King of the Zombies (1941)

*. It’s kind of hard to say if this is a real zombie movie. The slow-moving slaves of Doctor Sangre are called zombies, and we see some kind of voodoo ceremony going on at the end, but in other regards the zombies seem to be merely hypnotized and/or drugged individuals. So I’m not sure.
*. The ending might have clinched it. We see Dr. Sangre blasting away with his pistol from a range of a couple of feet at the zombified Dick Purcell (“Mac”) to no effect whatsoever. Which would seem to indicate that Mac is indeed already dead. But later we are told that he is making a speedy recovery! Those “bullets didn’t help him any,” but pretty soon he’ll be “raring to go!”

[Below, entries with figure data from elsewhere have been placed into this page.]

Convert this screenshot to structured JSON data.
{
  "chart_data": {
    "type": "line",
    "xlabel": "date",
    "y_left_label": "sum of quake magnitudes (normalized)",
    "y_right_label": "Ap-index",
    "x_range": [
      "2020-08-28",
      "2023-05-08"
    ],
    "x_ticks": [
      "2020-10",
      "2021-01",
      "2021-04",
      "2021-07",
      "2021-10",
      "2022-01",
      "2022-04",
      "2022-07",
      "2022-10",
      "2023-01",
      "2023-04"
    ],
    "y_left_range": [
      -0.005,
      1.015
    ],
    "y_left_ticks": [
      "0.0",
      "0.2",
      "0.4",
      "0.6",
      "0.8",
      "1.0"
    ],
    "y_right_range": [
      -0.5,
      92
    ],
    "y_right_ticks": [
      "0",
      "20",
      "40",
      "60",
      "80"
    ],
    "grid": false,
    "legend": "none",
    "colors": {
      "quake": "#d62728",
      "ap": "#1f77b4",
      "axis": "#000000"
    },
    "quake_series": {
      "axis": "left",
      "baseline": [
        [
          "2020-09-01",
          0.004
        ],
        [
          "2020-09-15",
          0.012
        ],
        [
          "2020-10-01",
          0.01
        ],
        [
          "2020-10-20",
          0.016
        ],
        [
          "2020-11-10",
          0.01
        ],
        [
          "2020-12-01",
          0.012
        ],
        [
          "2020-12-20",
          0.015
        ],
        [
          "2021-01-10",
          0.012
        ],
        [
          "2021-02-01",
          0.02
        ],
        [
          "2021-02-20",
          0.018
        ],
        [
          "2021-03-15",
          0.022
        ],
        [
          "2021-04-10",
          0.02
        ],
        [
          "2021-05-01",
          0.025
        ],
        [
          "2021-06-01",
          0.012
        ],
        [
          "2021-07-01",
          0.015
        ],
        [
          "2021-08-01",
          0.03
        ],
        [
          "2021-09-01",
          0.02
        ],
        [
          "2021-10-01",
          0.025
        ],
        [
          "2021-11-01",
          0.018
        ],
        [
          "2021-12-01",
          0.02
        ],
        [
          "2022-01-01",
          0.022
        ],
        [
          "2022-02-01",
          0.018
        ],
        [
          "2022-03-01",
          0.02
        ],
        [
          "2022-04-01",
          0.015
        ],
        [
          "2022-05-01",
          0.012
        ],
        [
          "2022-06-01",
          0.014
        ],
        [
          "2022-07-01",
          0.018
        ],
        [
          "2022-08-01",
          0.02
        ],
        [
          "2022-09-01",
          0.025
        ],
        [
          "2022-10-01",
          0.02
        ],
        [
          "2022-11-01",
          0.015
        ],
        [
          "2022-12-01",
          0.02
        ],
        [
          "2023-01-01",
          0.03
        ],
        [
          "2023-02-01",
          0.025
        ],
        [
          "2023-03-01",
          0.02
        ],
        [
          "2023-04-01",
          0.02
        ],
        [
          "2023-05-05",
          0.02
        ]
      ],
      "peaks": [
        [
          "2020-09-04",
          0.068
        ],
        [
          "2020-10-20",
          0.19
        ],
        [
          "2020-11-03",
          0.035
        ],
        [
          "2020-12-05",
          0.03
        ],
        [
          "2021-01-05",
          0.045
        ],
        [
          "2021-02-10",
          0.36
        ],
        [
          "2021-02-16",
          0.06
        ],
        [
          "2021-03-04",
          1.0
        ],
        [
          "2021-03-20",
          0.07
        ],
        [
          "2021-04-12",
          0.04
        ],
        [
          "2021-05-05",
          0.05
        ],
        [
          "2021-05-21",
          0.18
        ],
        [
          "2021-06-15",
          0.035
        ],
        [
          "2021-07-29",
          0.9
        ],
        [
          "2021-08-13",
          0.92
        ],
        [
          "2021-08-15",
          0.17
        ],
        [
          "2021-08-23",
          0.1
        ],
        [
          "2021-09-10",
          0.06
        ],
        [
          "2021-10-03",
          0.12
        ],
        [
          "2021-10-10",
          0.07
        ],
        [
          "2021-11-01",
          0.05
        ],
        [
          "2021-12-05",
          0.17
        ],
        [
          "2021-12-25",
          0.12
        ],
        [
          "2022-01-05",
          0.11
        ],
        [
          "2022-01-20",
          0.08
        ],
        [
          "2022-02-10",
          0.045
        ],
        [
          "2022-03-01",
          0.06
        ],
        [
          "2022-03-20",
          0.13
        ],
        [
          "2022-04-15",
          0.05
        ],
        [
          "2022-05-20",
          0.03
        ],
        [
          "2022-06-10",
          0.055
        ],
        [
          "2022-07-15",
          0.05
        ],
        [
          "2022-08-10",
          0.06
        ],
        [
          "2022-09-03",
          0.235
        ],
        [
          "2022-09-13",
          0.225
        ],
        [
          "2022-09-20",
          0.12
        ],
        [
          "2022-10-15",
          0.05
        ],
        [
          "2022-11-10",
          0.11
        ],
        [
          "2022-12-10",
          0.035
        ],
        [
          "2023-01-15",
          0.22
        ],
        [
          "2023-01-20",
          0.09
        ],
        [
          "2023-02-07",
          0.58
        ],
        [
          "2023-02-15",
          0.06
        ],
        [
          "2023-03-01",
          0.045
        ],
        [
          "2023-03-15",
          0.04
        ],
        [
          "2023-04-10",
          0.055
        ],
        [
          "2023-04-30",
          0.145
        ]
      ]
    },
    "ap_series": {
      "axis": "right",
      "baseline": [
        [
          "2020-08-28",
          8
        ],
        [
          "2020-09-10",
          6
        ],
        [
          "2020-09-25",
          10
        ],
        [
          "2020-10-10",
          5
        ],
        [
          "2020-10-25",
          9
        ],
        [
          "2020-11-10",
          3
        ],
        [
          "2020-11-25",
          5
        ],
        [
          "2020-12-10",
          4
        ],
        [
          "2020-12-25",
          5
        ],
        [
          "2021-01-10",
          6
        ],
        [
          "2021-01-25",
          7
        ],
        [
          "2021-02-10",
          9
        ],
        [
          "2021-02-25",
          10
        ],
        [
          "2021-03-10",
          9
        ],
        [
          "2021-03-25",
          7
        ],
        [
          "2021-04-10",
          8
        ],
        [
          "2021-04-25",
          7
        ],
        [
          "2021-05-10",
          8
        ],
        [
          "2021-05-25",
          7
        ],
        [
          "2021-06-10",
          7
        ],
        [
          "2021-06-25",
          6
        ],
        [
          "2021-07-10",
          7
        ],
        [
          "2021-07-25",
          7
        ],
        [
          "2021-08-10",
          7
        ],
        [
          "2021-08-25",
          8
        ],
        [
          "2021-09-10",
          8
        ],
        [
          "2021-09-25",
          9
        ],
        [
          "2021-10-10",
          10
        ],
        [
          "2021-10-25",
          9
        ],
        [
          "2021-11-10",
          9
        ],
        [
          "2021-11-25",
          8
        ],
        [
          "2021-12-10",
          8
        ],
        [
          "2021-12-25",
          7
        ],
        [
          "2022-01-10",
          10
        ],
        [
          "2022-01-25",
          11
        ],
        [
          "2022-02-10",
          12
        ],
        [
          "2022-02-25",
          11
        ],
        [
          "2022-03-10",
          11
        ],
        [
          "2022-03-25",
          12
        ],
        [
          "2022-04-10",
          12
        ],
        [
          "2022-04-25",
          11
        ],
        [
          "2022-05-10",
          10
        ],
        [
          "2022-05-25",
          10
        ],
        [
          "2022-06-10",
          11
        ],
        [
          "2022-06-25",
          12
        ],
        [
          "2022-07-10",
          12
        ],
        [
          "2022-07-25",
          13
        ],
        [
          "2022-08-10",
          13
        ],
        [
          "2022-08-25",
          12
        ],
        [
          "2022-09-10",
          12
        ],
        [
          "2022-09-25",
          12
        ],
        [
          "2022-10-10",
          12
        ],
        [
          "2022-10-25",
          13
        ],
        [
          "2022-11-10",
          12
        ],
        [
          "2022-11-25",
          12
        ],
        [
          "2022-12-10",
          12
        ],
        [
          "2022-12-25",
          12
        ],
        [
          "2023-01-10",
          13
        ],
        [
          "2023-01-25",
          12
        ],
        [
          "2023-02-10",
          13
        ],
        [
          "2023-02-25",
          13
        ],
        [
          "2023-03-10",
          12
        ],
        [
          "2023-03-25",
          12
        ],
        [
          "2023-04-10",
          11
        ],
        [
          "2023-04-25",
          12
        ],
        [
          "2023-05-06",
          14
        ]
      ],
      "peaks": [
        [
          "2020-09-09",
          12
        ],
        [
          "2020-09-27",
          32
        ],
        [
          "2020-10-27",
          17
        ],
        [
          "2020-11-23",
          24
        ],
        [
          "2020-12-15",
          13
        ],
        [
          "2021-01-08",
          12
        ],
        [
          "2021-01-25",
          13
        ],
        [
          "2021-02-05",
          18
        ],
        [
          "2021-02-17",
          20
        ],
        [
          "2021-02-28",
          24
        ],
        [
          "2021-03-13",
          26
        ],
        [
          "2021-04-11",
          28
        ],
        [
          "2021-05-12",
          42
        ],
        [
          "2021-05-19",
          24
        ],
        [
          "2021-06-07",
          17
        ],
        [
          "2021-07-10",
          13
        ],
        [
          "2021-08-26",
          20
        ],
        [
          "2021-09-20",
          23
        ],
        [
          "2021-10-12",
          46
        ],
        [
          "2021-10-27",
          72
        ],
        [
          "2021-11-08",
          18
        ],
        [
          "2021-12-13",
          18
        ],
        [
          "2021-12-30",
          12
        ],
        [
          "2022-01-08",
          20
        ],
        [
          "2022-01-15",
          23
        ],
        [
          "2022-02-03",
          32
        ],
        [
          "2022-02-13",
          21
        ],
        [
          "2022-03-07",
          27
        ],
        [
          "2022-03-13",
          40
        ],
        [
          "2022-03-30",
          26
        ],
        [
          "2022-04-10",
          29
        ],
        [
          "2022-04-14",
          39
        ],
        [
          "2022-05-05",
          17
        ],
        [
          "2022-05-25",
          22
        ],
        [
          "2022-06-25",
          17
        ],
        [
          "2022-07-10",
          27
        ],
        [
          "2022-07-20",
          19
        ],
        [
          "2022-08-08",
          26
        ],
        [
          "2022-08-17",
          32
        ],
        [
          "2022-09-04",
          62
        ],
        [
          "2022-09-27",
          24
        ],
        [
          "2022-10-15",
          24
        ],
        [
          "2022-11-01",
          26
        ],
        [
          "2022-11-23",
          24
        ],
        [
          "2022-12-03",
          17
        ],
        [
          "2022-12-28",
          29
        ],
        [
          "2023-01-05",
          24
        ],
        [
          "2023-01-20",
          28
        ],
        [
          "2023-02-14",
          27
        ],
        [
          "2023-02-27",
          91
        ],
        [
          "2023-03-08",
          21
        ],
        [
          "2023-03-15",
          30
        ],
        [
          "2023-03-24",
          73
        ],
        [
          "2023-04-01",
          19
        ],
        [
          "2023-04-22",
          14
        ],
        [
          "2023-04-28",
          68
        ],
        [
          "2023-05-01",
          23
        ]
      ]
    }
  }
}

*. Faithful manservant Jefferson Jackson believes in the zombies, but then he is afraid of ghosts and people wrapped in sheets that look like ghosts.
*. Of course Mantan Moreland’s character is a racist stereotype (he was still doing the same shtick as late as Spider Baby), but even so I think this movie is racist above and beyond the conventions of the time. Moreland is conspicuously not offered a drink with the others (though he wants one), and is sent to the servants’ quarters to sleep because he might set a “bad example” if he’s allowed to stay with the quality. It seems the secret island is a land that time forgot.
*. The irony is that Moreland is the only person worth watching on screen. The other actors look like zombies playing next to him. And at least one scene, where the maid Samantha argues with him over whether or not he has been zombified, is still hilarious.
*. It’s interesting how certain elements of these zombie movies became conventions. For example, in White Zombie we were introduced to the notion of coloured zombies doing hard labour while the pale blonde lady of the house wandered about in a trance. There must be something that appeals to the base (male) mind in this. We don’t really care much for other people. What we want are servants and obedient, silent lovers. However you want to read its origins, this movie repeats the same idea, as will later zombie efforts (most notably Val Lewton’s I Walked with a Zombie).
*. I like how the girl asks the men how soon they can repair their plane and leave. Hm. Well, seeing as they crash-landed in a jungle, and the plane looks like a total write-off, and no mention is made of there being an airfield on the island (only the boat that arrives every couple of weeks), then my guess would be . . . never.
*. Perhaps I wasn’t listening carefully enough, because I’m still not sure what Dr. Sangre’s plan was. Somehow he was channeling the Admiral’s consciousness into Barbara so he could get her to tell him about the American navy’s secret plans? Isn’t that a rather roundabout way of getting information out of someone?
*. Dr. Sangre’s political affiliation and agenda had to be left blank, as America wasn’t in the war yet. But we all know he’s a Nazi.
*. A zombie movie nominated for an Academy Award! The category was Best Music. It must have been something in that voodoo they do. It’s got a catchy beat.